Friday, August 14, 2009

LHC News

The LHC has been in the news a lot recently, here here* and here**, and the press has been less than positive. Not inaccurate per se, but twisted and seen in the most negative light possible. In this post I'll try to lay the current status and future plans out for you, explain what they mean, and give my perspective on them. You should know that I'm certainly not an optimist when it comes to the LHC. As they say, once bitten, twice shy.


The facts are these: September 19th, 2008 the LHC experienced a major accident while trying to commission the magnets to reach their design current capacity. While ramping up the current in a set of superconducting magnets a defect in the connections between magnets caused a part of the assembly go resistive, resulting in an electrical arc which punctured the cryostat walls, bringing the superfluid helium into contact with room temperature air and, most generally, releasing a lot of energy in a short period of time (i.e. explosion, although no combustion occurred). That was a mouthful. In simple terms, the magnets had an enormous amount of energy flowing through them unhindered and then all of a sudden the energy encountered a blockage and dumped itself into the surrounding material. This great release of energy melted the interface between the magnets, their cooling systems, and the tunnel which meant that their cooling medium, superfuild helium (1.7K, colder than outer space!), hit the warm air of the tunnel. The helium went from a superfluid state to gas, resulting in a 400x increase in volume and pressure waves which rocked the 1o ton magnets out of their anchors, moving some by almost half a meter and blowing the doors of the tunnel off their hinges. Pretty spectacular, but also pretty devastating to a machine which had been decades in the making.

It wasn't until about six months after the accident that the LHC team truly understood the cause of the problem, a faulty design for the interconnects between the magnets, called bus bar splices.
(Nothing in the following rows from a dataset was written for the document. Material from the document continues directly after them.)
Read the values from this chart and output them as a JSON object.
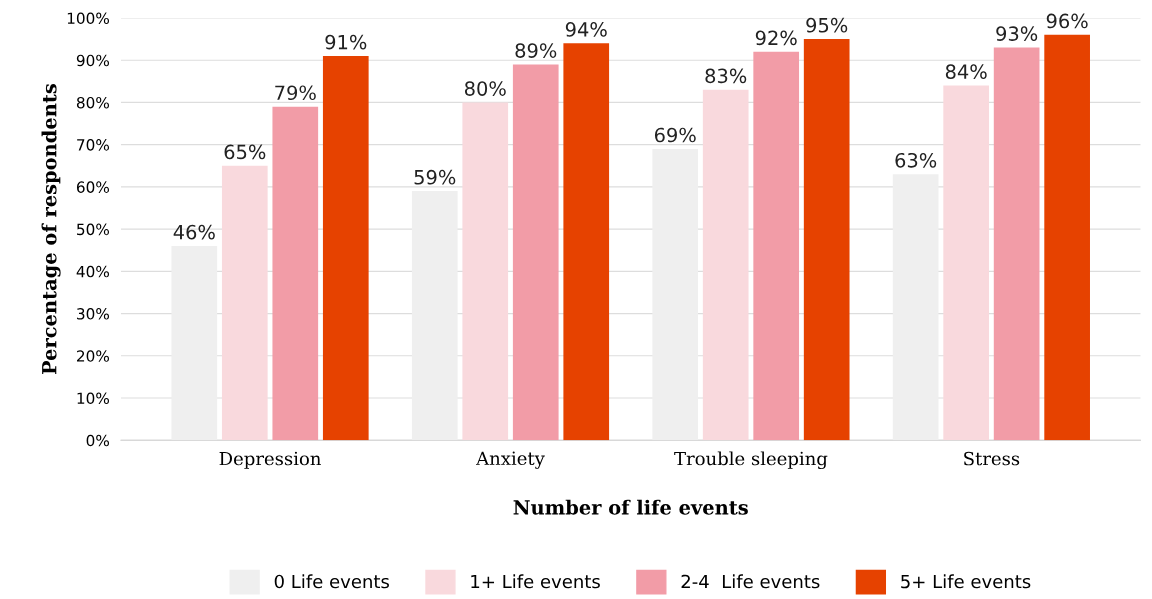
{
  "chart_data": {
    "type": "bar",
    "xlabel": "Number of life events",
    "ylabel": "Percentage of respondents",
    "categories": [
      "Depression",
      "Anxiety",
      "Trouble sleeping",
      "Stress"
    ],
    "series": [
      {
        "name": "0 Life events",
        "color": "#efefef",
        "values": [
          46,
          59,
          69,
          63
        ],
        "value_labels": [
          "46%",
          "59%",
          "69%",
          "63%"
        ]
      },
      {
        "name": "1+ Life events",
        "color": "#f9d9dd",
        "values": [
          65,
          80,
          83,
          84
        ],
        "value_labels": [
          "65%",
          "80%",
          "83%",
          "84%"
        ]
      },
      {
        "name": "2-4  Life events",
        "color": "#f29ca7",
        "values": [
          79,
          89,
          92,
          93
        ],
        "value_labels": [
          "79%",
          "89%",
          "92%",
          "93%"
        ]
      },
      {
        "name": "5+ Life events",
        "color": "#e64200",
        "values": [
          91,
          94,
          95,
          96
        ],
        "value_labels": [
          "91%",
          "94%",
          "95%",
          "96%"
        ]
      }
    ],
    "ylim": [
      0,
      100
    ],
    "yticks": [
      {
        "value": 0,
        "label": "0%"
      },
      {
        "value": 10,
        "label": "10%"
      },
      {
        "value": 20,
        "label": "20%"
      },
      {
        "value": 30,
        "label": "30%"
      },
      {
        "value": 40,
        "label": "40%"
      },
      {
        "value": 50,
        "label": "50%"
      },
      {
        "value": 60,
        "label": "60%"
      },
      {
        "value": 70,
        "label": "70%"
      },
      {
        "value": 80,
        "label": "80%"
      },
      {
        "value": 90,
        "label": "90%"
      },
      {
        "value": 100,
        "label": "100%"
      }
    ],
    "grid": "y",
    "legend": "bottom"
  }
}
They used a design that was less expensive than the standard one used in other superconducting machines but which ultimately could not withstand the currents required by the LHC. There are thousands of these splices which will need to be replaced before the LHC can go to its design energy, 7 TeV.

These faulty splices do not prevent the LHC from running at a lower energy, however. Each splice has been measured to find out how much current it can withstand and the LHC believes it can safely run at up to 5 TeV. The current run plan, announced last week, is to start at 3.5 TeV beams, take a sizable amount of data at that energy then slowly ramp up to 5 TeV by the end of 2010. This procedure will nominally begin in late November, from that one can project first collisions by late December/early January at injection energy (450 GeV) and then 3.5 TeV collisions a month or so later. Now, I don't believe that schedule. I fully expect it to slip by a couple of months because things never run as smoothly as expected. However, I do think we will get an analyzable amount of data in the first half of 2010.



So, what does that all mean? What is a TeV and why does it matter if the machine runs at 3.5,5, or 7? A TeV stands for a trillion electron volts, or a trillion times the energy an electron accumulates while traveling through a one volt potential. It's an arcane unit, but us physicists are fond of them, so they pop up all over the place. The important thing to remember is that it is a unit of energy. The important parameters of the LHC are what energy it will collide protons at and how many collisions it will produce (termed its luminosity).

Now on to the why does it matter part, and it all comes down to

E = mc^2


Einstein's famous equation, embedded in the public consciousness yet not always understood, means that energy can be converted to mass and vice versa. For particle physicists this equation means that we can collide particles (protons) to create new particles and the energy of those collisions determines how massive a particle we can create. As we increase the energy of the collisions we can produce more massive particles and probe the laws of physics at a deeper level.

The other important parameter is the number of collisions because the outcome of any single collision is a priori unknown. There is a probability of producing particle X, Y or Z in a collision but we don't know that collision 1 will produce X, collision 2 will produce Y and so on. We just know that there is a (very small) probability that X will be produced so we have to collide enough protons to know that 10 or 100 or 1000 Xs should've been produced. We then look for X in our data and we can verify whether or not the probability we expected was correct.
These probabilities change with energy: it's easier to produce heavy particles when there is more energy in a collision. So the LHC is trying to maximize the energy and number of collisions as soon as possible. 3.5 TeV will be a good start. It's already over 3 times the current highest energy particle accelerator at Fermi Lab.

The 2010 data will not be a big leap forward for particle physics. More likely it will be like the little hop and step the long jumper takes before hurtling herself through the air. (edit: long jumpers don't actually take that hop and skip. I was thinking of a cross between a long jump and a triple jump) Unless we are extremely lucky and Nature has been extremely gracious, the real discoveries won't come until 2011 or 2012. But 2010 will be good enough for me to graduate. And that's about all I care about right now.


*This article, the most positive of the three is nearly impossible to find on the NYTimes website, whereas the others are quite easy to find.
**This article is the worst thing I've read in a long time. Absolutely terrible and I can't believe the NYTimes published it as 'journalism'.